Canadian Deep Sea Miner seeks ocean riches, island states lose big in mineral bonanza EV

As a Canadian deep-sea mining company strives to consummate its 15 years of “courtesy” with the United Nations agency charged with overseeing the fair and environmentally safe extraction of resources from the seabed, a new investigation report raises flags about the deal and its impacts.

The story centers on the world’s first industrial-scale mine site in international waters, a section of seabed about 1,500 miles southwest of San Diego that may contain enough cobalt, copper and nickel to power 280 million electric vehicles according to Vancouver-based The Metals. Company, the Vancouver-based mining startup promoting the project.

Under the 1994 Convention on the Law of the Sea, the deep sea mining that could soon begin in the Pacific Ocean is supposed to be undertaken for the benefit of all, and especially the world’s poorest. But a very long paper trail of documents and emails dating back 15 years points to a far less fair result, reports The New York Times.

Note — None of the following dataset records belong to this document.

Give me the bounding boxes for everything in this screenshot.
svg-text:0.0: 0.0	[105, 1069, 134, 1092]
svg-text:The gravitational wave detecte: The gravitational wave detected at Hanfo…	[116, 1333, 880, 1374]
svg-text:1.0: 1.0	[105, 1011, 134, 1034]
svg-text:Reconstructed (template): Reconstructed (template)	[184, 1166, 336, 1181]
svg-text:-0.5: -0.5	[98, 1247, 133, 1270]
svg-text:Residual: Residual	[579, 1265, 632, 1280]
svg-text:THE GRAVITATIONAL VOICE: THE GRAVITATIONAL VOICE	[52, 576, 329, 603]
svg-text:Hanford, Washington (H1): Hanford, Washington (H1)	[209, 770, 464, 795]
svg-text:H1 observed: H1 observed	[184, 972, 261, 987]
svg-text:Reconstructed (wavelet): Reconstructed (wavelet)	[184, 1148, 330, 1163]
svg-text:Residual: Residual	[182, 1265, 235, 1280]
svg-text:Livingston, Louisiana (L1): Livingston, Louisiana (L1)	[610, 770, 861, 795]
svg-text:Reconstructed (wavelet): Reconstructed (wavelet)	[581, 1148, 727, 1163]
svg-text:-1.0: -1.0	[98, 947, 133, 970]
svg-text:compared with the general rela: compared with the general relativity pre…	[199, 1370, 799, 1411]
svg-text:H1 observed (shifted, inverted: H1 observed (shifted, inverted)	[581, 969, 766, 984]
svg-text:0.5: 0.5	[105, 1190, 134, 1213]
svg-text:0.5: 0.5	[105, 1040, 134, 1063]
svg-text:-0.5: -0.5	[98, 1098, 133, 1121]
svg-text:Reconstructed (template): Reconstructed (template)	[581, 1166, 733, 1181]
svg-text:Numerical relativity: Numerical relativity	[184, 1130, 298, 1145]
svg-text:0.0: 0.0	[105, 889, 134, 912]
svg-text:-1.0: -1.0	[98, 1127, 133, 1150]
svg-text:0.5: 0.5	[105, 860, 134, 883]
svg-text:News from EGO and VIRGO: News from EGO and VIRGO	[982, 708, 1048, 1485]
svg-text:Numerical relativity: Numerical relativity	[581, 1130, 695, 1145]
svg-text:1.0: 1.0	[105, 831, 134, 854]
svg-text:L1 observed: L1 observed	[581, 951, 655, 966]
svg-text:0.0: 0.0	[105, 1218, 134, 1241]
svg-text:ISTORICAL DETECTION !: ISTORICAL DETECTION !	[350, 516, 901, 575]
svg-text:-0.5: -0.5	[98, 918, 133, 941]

The Times article says The Metals Company now has exclusive access to nearly 260,000 square kilometers (100,000 square miles) of seabed rich in rare minerals. He is to reap $31 billion from a 25-year-old deep-sea mining project.

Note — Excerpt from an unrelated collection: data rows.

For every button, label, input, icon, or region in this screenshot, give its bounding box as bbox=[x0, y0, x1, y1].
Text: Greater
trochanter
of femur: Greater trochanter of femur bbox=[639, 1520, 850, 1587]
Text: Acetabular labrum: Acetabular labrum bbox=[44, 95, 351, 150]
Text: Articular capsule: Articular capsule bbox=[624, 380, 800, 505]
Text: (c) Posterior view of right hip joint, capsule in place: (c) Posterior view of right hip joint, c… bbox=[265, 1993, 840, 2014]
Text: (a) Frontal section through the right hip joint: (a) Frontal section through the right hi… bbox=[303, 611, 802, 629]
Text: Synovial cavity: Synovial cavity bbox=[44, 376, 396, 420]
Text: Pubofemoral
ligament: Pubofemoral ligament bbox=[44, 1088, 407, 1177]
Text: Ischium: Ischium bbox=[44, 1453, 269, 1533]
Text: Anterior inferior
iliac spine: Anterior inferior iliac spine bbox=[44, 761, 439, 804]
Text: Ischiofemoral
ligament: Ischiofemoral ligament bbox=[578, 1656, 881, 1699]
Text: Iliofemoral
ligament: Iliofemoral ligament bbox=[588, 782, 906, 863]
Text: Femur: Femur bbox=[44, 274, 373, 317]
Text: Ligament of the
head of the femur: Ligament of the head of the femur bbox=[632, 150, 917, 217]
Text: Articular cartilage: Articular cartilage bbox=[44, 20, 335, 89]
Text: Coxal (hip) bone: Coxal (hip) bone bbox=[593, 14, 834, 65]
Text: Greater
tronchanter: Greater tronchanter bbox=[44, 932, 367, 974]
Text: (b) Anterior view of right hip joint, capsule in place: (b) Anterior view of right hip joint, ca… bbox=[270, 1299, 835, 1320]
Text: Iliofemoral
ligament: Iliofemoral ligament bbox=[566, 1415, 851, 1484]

The company hopes to have work underway by 2024.

Through interviews and review of “hundreds of pages of emails, letters and other internal documents”, the Times links this exclusive access to The Metals Company’s intense “courtship” of – with the International Seabed Authority (ISA).

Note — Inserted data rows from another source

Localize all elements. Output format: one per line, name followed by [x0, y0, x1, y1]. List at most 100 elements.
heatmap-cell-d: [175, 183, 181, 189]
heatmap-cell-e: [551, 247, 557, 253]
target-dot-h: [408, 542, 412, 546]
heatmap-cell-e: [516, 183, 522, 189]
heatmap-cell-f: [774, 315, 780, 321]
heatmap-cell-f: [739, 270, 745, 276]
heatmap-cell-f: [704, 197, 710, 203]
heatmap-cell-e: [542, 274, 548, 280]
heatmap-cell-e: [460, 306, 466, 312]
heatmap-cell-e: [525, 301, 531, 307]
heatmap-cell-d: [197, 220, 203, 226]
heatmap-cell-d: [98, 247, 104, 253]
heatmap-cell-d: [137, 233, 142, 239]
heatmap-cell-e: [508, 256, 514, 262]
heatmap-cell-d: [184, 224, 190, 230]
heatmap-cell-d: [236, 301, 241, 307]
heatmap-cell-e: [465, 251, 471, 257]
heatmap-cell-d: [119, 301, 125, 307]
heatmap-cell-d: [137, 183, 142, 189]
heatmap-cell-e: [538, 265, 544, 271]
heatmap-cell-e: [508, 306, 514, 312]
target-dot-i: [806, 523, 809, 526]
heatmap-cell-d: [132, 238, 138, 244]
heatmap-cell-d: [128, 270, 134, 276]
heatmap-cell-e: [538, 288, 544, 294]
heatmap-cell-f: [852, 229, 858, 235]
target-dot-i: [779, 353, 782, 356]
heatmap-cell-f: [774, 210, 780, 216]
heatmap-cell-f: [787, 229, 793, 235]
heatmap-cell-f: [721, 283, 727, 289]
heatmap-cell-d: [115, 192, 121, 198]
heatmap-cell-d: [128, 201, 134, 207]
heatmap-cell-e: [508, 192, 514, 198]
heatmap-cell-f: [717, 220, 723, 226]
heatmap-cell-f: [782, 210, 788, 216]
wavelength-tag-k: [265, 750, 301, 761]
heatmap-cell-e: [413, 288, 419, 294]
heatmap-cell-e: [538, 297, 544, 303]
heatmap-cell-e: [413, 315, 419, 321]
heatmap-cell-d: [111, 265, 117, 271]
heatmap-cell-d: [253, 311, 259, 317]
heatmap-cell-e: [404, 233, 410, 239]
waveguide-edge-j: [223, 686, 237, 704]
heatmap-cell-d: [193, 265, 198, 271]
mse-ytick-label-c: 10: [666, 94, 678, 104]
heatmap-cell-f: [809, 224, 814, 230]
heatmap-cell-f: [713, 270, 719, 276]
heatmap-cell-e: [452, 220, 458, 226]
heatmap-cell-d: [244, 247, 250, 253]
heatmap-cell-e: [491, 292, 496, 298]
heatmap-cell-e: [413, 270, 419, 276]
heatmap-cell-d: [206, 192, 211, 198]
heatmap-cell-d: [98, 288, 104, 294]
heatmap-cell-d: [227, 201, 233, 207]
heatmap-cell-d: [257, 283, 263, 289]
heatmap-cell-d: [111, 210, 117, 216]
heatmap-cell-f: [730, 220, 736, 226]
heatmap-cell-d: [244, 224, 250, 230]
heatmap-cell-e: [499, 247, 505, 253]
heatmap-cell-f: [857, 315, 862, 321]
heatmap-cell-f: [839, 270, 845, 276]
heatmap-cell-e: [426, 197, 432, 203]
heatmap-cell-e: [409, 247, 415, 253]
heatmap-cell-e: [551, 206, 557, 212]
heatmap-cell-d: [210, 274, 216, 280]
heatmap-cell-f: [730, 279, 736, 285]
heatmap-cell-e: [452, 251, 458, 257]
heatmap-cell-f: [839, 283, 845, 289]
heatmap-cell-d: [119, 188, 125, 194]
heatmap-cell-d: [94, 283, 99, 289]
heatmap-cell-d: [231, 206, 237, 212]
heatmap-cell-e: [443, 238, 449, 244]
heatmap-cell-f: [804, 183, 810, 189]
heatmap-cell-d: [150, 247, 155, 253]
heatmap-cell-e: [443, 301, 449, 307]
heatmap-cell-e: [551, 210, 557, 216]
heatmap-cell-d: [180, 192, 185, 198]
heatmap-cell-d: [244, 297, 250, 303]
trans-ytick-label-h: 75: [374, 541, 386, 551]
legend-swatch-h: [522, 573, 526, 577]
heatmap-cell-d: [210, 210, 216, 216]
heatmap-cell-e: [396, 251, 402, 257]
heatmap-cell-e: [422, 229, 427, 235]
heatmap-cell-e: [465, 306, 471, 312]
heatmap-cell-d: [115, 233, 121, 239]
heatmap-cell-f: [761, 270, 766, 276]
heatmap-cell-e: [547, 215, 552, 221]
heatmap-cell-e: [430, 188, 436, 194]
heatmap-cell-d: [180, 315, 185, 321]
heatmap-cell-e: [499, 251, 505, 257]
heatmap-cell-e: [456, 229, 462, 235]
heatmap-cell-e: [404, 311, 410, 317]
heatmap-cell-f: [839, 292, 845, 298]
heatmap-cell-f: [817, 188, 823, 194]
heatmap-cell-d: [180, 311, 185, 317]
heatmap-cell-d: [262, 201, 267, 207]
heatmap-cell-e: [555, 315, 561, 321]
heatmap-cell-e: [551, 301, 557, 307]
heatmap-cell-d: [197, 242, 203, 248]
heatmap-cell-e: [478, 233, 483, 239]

Beginning in 2007, The Times claims that the ISA repeatedly came close to violating its mandate. An email trail indicates that ISA legal counsel Michael Lodge was working with The Metals Company, then operating as Nautilus, to release access to classified seabed resource data. Lodge is now entering his seventh year as ISA General Secretary.

The email trail has ISA staff sounding the alarm over ethical lapses, “including a revolving door of consultants and salaried attorneys who have worked for companies with cases ahead of them. the agency”.

At a meeting of the agency’s governing body last year, “a contractor from the Metals Company was among a group of businessmen who moved freely among international delegates as they were debating agenda items, including the company’s request for permission to sign a plan to test mining equipment,” writes the Times.

The ISA should also benefit directly from the success of The Metals Company, the report said. At last report, the miner “will pay an indefinite fee to the Seabed Authority once commercial mining [begins].”

As for the Pacific island nations of Nauru and Tonga, which have also been courted by The Metals Company, a representative of the Tongan community told The Times that the company offers a “mining production fee” of just $2. per ton.

“This payment would represent less than half of one percent of the company’s estimated total value of the mined material,” the Times notes.

The Metals Company “set out to game the system and use a poor, developing nation in the Pacific as a conduit to exploit these resources,” former Tongan parliamentarian Lord Fusitu’a told The Times.

The Metals Company declined to comment on the royalty payment in Tonga or any potential production royalty in Nauru.

The Times traces a Canadian venture capitalist’s exclusive access to such a vast swath of ocean floor to current seabed mining rules, under which “any nation may seek permission to conduct surveys to identify mining sites”. Nations must then immediately cede half of all promising sites to the ISA, which has a mandate to “set them aside as ‘reserved areas’ where less developed countries can launch their own projects”. Some 518,000 square kilometers (200,000 square miles) have been reserved so far.

But the Authority has failed to develop the unit to help developing countries pursue their mining endeavors independently, Ghanaian mining engineer and former ISA secretary general Nii Allotey Odunton told Reuters. UN in a 2011 speech. Thus, “the only realistic option for most developing states was therefore to form partnerships with commercial interests with access to the financial capital and technology necessary to carry out deep sea exploration” .

Thus, nearly half of the total area reserved was allocated to The Metals Company.

“These venture capital-backed companies can smell the desperation in these small island economies,” Maureen Penjueli, coordinator of the Fiji-based Pacific Network on Globalization, told The Times.

The Times says more about the mining technique The Metals Company plans to use and the ISA’s response to calls for further environmental assessment.